Quinn visits Captain Maggie Quinn (Taylor Misiak) and asks her to go to a WWII memorabilia shop with him in town. She tells him that a love for WWII is not something they shared it was something he droned on about. She also tells him that he is obsessed with WWII. He tells her that when he was a kid, Nazis were everywhere, including in the Netherlands. When she doesn’t appear to believe, he tells her that’s the kind of thinking that leaves their base susceptible. She tells him that they run quarterly war games. He tells her that he’d like to run one at 0900 hours tomorrow.
Quinn kicks the war games off the following day by announcing that the mission is to supply three full brigades with laundry and cheese. Major Abraham Shah (Danny Pudi) later throws a loop into things when he announces that an enemy has fired a short-range ballistic missile into the Fromagerie and all the cheese has been destroyed. Although Maggie orders Conway to get the secret stash of cheese, things get even worse when Private Anthony ‘BA’ Chapman (Dempsey Bryk) announces that half the machines keep tripping the breakers. Maggie also handles this by ordering Papadakis to shut down the power at the bowling alley. Shah and Quinn try to throw a final wrench in the war games by stealing BA’s Jeep steering wheel, but he makes it with the final two loads of laundry with just seconds to spare.
After the war games are over, Quinn notices a drone flying overhead and freaks out. Maggie and Dana try to tell him that this is Geert (Louis Kirwan), the town drone boy, but he flips out and destroys the drone. Once Papadakis is able to extract Geert’s location from the drone, Quinn decides to pay him a visit. On the way to Geert’s house, Maggie tries to convince Quinn that Geert is just a little boy but he doesn’t buy it.
Back at the Teen Center, Papadakis and BA come up with the idea of removing the possum from the Air Tower, in hopes of preventing Quinn from kicking Papadakis off base. The removal doesn’t go so well. When Quinn and the gang show up at Geert’s house, he does, in fact, turn out to be a young boy. When Quinn begins interrogating Geert, he admits to secretly storing documents and gives them his mother’s fashion magazine. Things get even more awkward when Geert’s parents return home.

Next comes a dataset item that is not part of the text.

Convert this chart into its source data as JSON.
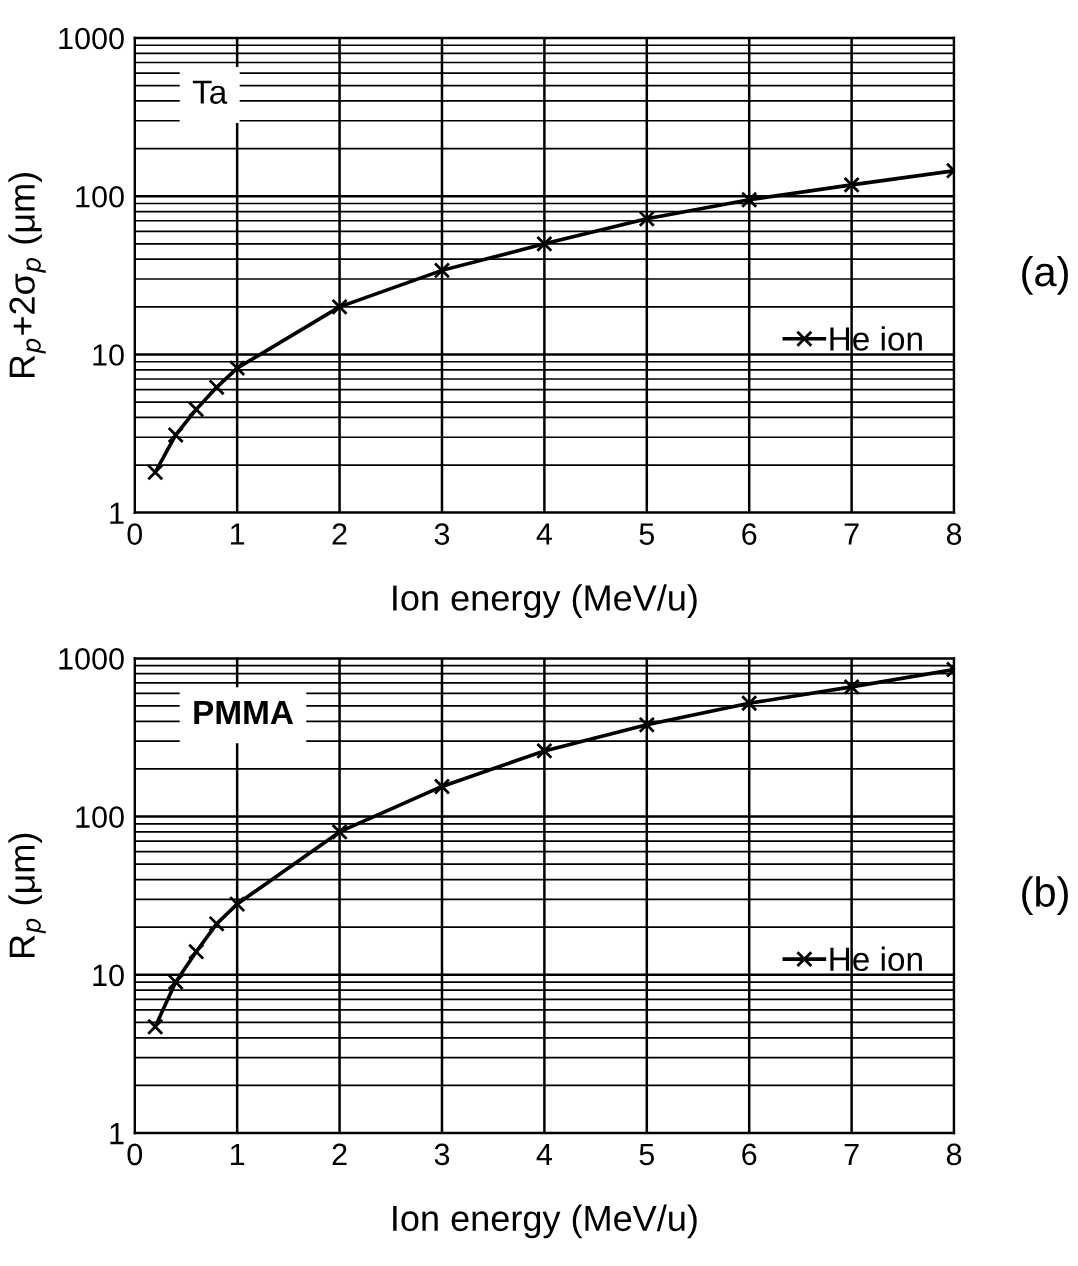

On the way back to the base, Quinn still won’t admit that the Netherlands isn’t packed with Nazis. This is when Maggie apparently has enough and takes him to the antique museum. While at the museum, Maggie tells Quinn that if he doesn’t stop living in the past, he is going to become an old dusty relic that no one wants anything to do with. When Maggie asks to use the bathroom, she accidentally steps into a room full of Nazi memorabilia. She also finds a picture, identifying the owner as The Butcher of Baden.
Maggie tries to tell Quinn that he was right about the Nazis but he beats her to the punch and says that he is a dusty old relic that belongs on a shelf. She tells him that’s real growth and to remember that right before she tells him about the owner Nazi. While Quinn prepares to take down possibly the last Nazi on earth, Papadakis and BA continue to fail to get the possum out of the Air Tower. When they are taking a breather, Papadakis gets a text message. Seconds later, he and BA show up at the museum with an official WWII uniform for Quinn.
When Quinn goes to take down The Butcher he has a heart attack. They try to do CPR on him but this fails and they end up having to call the paramedics.
The episode ends a week later with a new Padadakis showing up in Quinn’s office. His hair is combed, and his shirt is buttoned and ironed. Papadakis tells Quinn that he is finally getting everything that he has been teaching him – stealing tanks, punching old Nazis, and prostitution. Quinn makes him promise not to tell anyone those things.
Going Dutch Review
This show gets a bit funnier every time I watch it, so I think it is starting to grow on me, which is what a good series should do. For that, I have to give it major credit. I still won’t go as far as saying it is a great series, but I probably would recommend watching it. I actually enjoyed the Nazi theme of this episode and that’s saying a lot because it’s a theme that is way overplayed these days. I also liked that Quinn turned out to be vindicated in the end. I’d have to give this episode a 5.7 out of 10.